Every data point in a dataset is independent and identically distributed
(i.i.d.).

样本之间相互独立,并且来自同一个概率分布。

Is there any issue in using a classification model trained from P to classify a test set derived from P1 ≠ P?

如果分类模型是在分布 P 上训练的,但测试数据来自 另一个分布 P1(而且 P1 ≠ P),会不会有问题?

称为 distribution shift(分布漂移)。模型其实是在学习分布里的规律,但如果测试数据来自另一个分布,那么训练得到的规则就会完全失效。
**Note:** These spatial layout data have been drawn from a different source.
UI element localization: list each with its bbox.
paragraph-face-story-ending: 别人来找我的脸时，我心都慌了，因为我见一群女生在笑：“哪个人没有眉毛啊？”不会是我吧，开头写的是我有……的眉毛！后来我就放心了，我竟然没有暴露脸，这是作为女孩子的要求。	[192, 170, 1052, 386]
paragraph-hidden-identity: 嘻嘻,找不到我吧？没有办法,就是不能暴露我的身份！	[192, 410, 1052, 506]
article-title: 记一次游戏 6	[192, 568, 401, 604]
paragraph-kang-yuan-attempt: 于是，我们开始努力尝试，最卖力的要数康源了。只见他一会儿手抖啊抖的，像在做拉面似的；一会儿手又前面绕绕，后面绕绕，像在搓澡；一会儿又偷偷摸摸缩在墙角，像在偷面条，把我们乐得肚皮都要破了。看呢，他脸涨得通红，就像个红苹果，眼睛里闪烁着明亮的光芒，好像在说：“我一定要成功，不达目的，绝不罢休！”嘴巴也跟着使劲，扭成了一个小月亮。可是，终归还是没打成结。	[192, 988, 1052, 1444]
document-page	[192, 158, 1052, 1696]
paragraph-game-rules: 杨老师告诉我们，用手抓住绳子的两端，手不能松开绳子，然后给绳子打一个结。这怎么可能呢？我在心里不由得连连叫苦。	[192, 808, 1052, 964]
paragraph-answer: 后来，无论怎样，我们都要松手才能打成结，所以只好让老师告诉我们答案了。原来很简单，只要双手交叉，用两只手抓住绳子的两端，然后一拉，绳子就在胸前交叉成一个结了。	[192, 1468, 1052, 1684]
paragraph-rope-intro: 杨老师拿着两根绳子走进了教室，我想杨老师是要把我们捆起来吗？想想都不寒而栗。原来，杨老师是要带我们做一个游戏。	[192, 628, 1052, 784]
因为模型从没见过这样的数据区域。

机器学习理论描述的是一个非常理想化的宇宙——数据来自同一个稳定的概率分布,因此很多现代研究领域其实就在试图解决这个问题,这些方向本质上都在对抗一个事实:真实世界很少严格满足 i.i.d. 假设。

Types of learning methods

  • Supervised/Inductive learning: Classification
  • Unsupervised learning: Clustering, outlier detection
  • Semi-supervised learning
  • Transductive (a special semi-supervised) learning

Ques

  1. Does a semi-supervised learning refer to supervised or unsupervised learning or something completely different?4
  2. How does semi-supervised learning impact on model evaluation?

2 Data

(Def 5) Types of Attributes

  • Nominal(名义型)
  • Ordinal(序数型)
  • Interval(区间型)
  • Ratio(比率型)

Dis 5

  1. What is the attribute type of each of the following kinds of attributes (a)Age,(b) Salary, (c) Zip Code, (d) Province of Residence, (e) Height, (f) Weight.
  2. An analyst sets up a sensor network in order to measure the temperature of different locations over a period. What is the data type of the data collected?
  3. An analyst processes Web logs in order to create records with the ordering information for Web page accesses from different users. What is the type of this data?
  4. Describe the difference between interval and ratio attribute type.
  5. Suppose that you are employed as a data mining consultant for an Internet search engine company. Describe how data mining can help the company by giving specific examples of how techniques, such as clustering, classification, association rule mining, and anomaly detection can be applied.
  6. Distinguish between noise and outliers. Consider the following questions.
    (a) Is noise ever interesting or desirable? Outliers?
    (b) Can noise objects be outliers?
    (c) Are noise objects always outliers?
    (d) Are outliers always noise objects?
    (e) Can noise make a typical value into an unusual one, or vice versa?